In diesem Jahr soll nun dieser Stau abgearbeitet werden. Bereits in diesem Monat wird die Ausschreibung erfolgen, so dass nach der Submission, der Auftragnehmer umgehend mit den Arbeiten beginnen könnte. Diese sollen bis zum Beginn der Hauptsaison abgeschlossen sein, so der Wunsch des Vorstandes des Kommunalunternehmens.
Mehr Komfort für Verkehrsteilnehmer

"Der Betrieb auf dem Fähranleger soll dabei nach Möglichkeit nicht beeinträchtigt werden", so Vorstandsmitglied Norbert Gades. Mit der Umgestaltung der Verkehrsfläche des Fähranlegers werden neue Akzente gesetzt, die zum Ergebnis einen höheren Komfort für die Verkehrsteilnehmer bedeuten sollen.
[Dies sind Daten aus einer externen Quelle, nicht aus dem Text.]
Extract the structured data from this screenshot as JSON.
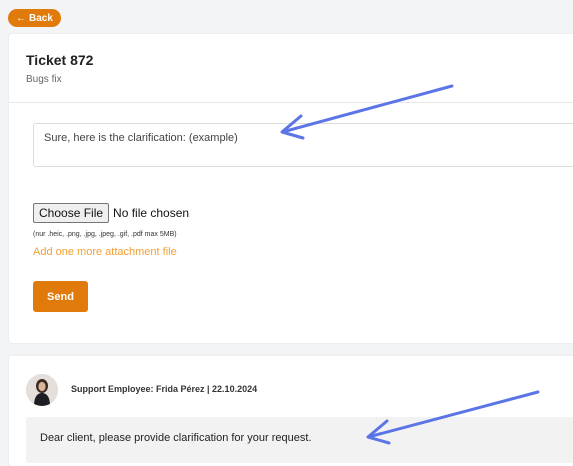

Der Fähranleger Wittdün als Hauptzugang Amrums hat eine elementare Bedeutung für den Tourismus und für den Warenzu- und Abflussweg für die ganze Insel. Dem sollte mit einem ansprechenden Äußeren des Fähranlegers Rechnung getragen werden, betonte bereits der damalige Werkausschuss, als vor drei Jahren beschlossen wurde, das erstellte Planungskonzept zur Neugestaltung der gesamten Verkehrsfläche nach und nach umzusetzen.
Parkplätze werden anders gestaltet

Die bereits an der Ostseite des Fähranlegers erstellte Schutzwand mit dem neuen Fußweg gehörte sozusagen als erster Schritt mit in die ganzheitliche Planung. Der als nächstes in Angriff zu nehmende Abschnitt umfasst die komplette Umgestaltung der Parkplatzflächen am Fuß des Anlegers. Die Hauptzufahrt auf den Fähranleger wird dann am Kiosk sein, so die Planung.

Ob sich der zur Diskussion gestellte Gedanke an eine kostenpflichtige Abstellung von Fahrzeugen, in dem fertigen Bauabschnitt wiederfinden wird, ist seitens der Entscheidungsträger noch nicht abschließend geklärt. Man wolle auf alle Fälle Stromkabel für die dann notwendigen Parkscheinautomaten einbringen lassen. Fest steht aber jetzt schon, dass sich die derzeitige Anzahl der Parkplätze nicht halten lassen wird.
Anhänger und "Sprinter" nicht mehr erwünscht

Zudem werden sich die auswärtigen Handwerker, die an Wochenenden ihre Firmenfahrzeuge dort abstellen, darauf einstellen müssen, dass die Ausmaße der einzelnen Stellplätze dann nicht mehr für die längeren Transporter der "Sprinterklasse" genügen werden. Und auch das Abstellen von Anhängern wird dann nicht mehr gewünscht sein.